Несколько человек замахали на них руками, чтобы они не трепали языком, и все опять напрягли слух, оглядываясь кругом и отыскивая глазами то, что так хотелось увидеть. Вскоре наши сомнения рассеялись, из ближнего букового леса снова донесся звон колокольчиков, чабан засвистел, сзывая овец, потом сказал на местном болгарском наречии:
— Чтоб вам пусто было!.. Такая трава выросла в нынешнем году, а вы все никак не наедитесь… Рый, ха! — цыкнул он на свою отару.
— Держите! Овцы! Тут, внизу! — крикнули мы и помчались в буковый лес, который представлялся нам нагромождением огромных скал. А, возможно, это и в самом деле были скалы, и только в тумане они казались лесом.
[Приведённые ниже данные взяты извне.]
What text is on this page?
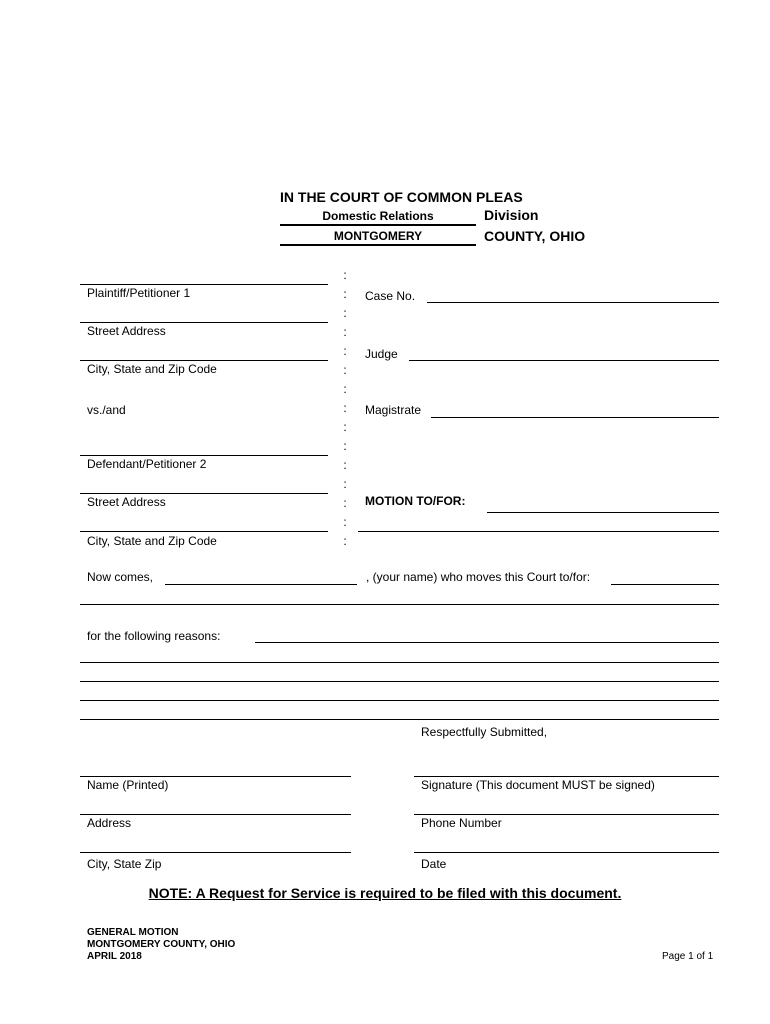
IN THE COURT OF COMMON PLEAS
Domestic Relations	Division
MONTGOMERY	COUNTY, OHIO
Plaintiff/Petitioner 1
Street Address
City, State and Zip Code
vs./and
Defendant/Petitioner 2
Street Address
City, State and Zip Code
:
:
:
:
:
:
:
:
:
:
:
:
:
:
:
Case No.
Judge
Magistrate
MOTION TO/FOR:
Now comes,	, (your name) who moves this Court to/for:
for the following reasons:
Respectfully Submitted,
Name (Printed)	Signature (This document MUST be signed)
Address	Phone Number
City, State Zip	Date
NOTE: A Request for Service is required to be filed with this document.
GENERAL MOTION
MONTGOMERY COUNTY, OHIO
APRIL 2018	Page 1 of 1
Как только мы подбежали шагов на десять к этому загадочному месту, раздался, вырвавшись из многих глоток, турецкий боевой клич: «Вурун!» /Бей!/, в воздухе засвистели пули… «Тутун! Басын!» /Держи! Бей!/ — ревели «безобидные пастухи», а пули врезались в траву у наших ног. Товарищи, шедшие поблизости от меня, — помнится, их было пятеро или шестеро, — согнулись и рухнули на землю, как подкошенные колосья на ниве! Несколько глухих стонов: «Ох, матушка!» — и все…
Я не знаю ни численности карательного отряда, ни истории его появления в этих местах, не могу даже назвать имен и количества павших повстанцев. Пусть обо всем этом поведает беспощадный туман. Мы разбежались кто куда, рассеялись во мгле, как перепелки… За спиной у нас остались наши верные товарищи, с которыми мы всего несколько минут назад делили горе и радость, мечты и надежды! Теперь они обливались кровью, ожидая в последние минуты жизни, что враг ринется и изрубит их ятаганами… Выстрелы все гремели в тумане. Еще ужаснее было, что мы потеряли след наших обессилевших товарищей — тех, которые отстали от нас, когда мы спускались к реке. Неожиданно услышав стрельбу, они, вероятно, повернули назад, а значит, мы навсегда утратили их.
Ах, этот туман! Он обрекал нас на гибель, он был опаснее башибузукских пуль, он мешал нам отправиться в поиски друзей, отдать последний долг павшим… Совсем иначе чувствовал себя неприятель. Он знал местность, как свой дом.
Мы бежали, обгоняя друг друга, сами не зная куда, неуверенные, что не напоремся на засаду. Бежали, не придерживаясь определенного направления, не зная даже, на восток мы устремились или на запад. В этом тумане вражеский штык мог вонзиться тебе в глаз раньше, чем ты успеешь его увидеть. Не мудрено, что ноги бегущих влекли их туда, куда бежать отнюдь не следовало.